U.S. Bond Sentiment Is Worst Since Disastrous ’09
“Next year should be the break-out year finally,” Chris Rupkey, chief financial economist at Bank of Tokyo-Mitsubishi UFJ Ltd., said by phone from New York on Dec. 23. “The market is ignoring the rhetoric that Yellen and the FOMC is getting closer and closer to tightening. The market has it wrong.”
Rupkey, who is among the 74 economists and strategists surveyed by Bloomberg this month, has one of the highest projections. He said he expects 10-year yields to rise to 3.4 percent by the end of 2015 from 2.20 percent at 10:57 a.m. in New York. Back in January, Rupkey said yields would be 3.6 percent by now. Yields fell today with German peers as Greek Prime Minister Antonis Samaras failed in his final attempt to get his candidate for president confirmed.
The median forecast calls for yields to reach 3.01 percent during the same span.

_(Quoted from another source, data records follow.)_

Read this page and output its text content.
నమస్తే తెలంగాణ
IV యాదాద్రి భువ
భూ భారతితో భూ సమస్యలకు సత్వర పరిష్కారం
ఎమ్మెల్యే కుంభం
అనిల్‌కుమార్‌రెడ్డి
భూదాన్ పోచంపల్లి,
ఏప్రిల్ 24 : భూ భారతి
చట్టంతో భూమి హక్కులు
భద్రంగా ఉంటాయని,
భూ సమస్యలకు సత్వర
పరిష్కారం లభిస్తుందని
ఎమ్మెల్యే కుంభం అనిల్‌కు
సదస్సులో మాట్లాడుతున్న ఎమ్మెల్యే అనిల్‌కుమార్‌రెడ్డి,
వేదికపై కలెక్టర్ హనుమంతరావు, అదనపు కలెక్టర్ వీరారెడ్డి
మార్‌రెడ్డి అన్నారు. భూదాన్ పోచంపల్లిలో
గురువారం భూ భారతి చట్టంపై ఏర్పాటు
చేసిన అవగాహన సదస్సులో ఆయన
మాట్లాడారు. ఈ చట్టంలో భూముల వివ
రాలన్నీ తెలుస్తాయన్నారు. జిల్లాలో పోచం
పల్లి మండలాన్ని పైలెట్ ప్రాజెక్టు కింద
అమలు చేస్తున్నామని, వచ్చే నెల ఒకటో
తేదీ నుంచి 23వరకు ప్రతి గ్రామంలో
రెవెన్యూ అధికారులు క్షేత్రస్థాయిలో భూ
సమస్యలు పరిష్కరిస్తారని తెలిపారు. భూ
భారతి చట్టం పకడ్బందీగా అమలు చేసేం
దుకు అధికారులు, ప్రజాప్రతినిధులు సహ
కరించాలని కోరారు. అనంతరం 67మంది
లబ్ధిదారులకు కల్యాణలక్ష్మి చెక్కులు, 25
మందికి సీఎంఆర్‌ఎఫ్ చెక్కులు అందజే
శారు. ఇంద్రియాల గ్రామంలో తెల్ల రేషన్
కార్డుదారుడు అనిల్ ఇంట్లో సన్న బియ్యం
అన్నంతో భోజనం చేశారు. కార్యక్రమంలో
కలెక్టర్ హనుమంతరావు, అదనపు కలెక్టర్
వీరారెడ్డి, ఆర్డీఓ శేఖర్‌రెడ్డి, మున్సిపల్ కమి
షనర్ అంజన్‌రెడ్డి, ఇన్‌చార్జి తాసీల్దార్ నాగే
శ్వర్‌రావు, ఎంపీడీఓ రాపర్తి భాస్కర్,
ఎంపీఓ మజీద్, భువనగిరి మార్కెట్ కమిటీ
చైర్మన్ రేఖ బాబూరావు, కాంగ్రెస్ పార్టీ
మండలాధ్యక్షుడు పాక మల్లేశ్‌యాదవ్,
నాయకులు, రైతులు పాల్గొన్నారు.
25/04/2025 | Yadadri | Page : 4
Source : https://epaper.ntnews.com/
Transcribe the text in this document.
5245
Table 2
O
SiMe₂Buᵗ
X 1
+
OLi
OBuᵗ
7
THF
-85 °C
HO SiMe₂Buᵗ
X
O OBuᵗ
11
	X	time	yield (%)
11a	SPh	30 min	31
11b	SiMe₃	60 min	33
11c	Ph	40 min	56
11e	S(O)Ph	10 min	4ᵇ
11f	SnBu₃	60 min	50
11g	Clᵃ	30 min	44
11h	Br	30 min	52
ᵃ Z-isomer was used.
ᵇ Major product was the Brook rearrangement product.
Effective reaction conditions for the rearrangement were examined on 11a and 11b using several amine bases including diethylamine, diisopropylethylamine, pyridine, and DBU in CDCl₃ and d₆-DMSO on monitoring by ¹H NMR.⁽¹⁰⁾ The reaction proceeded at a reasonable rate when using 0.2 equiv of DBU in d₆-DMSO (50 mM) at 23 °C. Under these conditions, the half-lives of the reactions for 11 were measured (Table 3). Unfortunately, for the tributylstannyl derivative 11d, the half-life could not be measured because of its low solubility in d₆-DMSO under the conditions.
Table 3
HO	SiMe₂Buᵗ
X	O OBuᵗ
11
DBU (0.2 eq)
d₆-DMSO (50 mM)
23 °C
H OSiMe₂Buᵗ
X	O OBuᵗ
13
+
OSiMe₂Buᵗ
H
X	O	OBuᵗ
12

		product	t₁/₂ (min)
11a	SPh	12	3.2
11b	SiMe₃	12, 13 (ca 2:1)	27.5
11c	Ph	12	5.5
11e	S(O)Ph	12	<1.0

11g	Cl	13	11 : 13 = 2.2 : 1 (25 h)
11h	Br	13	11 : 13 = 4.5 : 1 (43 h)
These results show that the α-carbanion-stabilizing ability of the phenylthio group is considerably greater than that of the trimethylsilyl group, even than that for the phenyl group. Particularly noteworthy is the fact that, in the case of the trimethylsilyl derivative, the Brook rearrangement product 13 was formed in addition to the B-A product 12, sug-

The roughly 0.75 percentage point increase would be almost twice as much as forecasters anticipated for 2014.
Combined with projections for yields on the two-year note to more than double to 1.53 percent and those on the 30-year bond to rise 0.89 percentage point to 3.70 percent, the prognosticators are more bearish than any time since heading into 2009.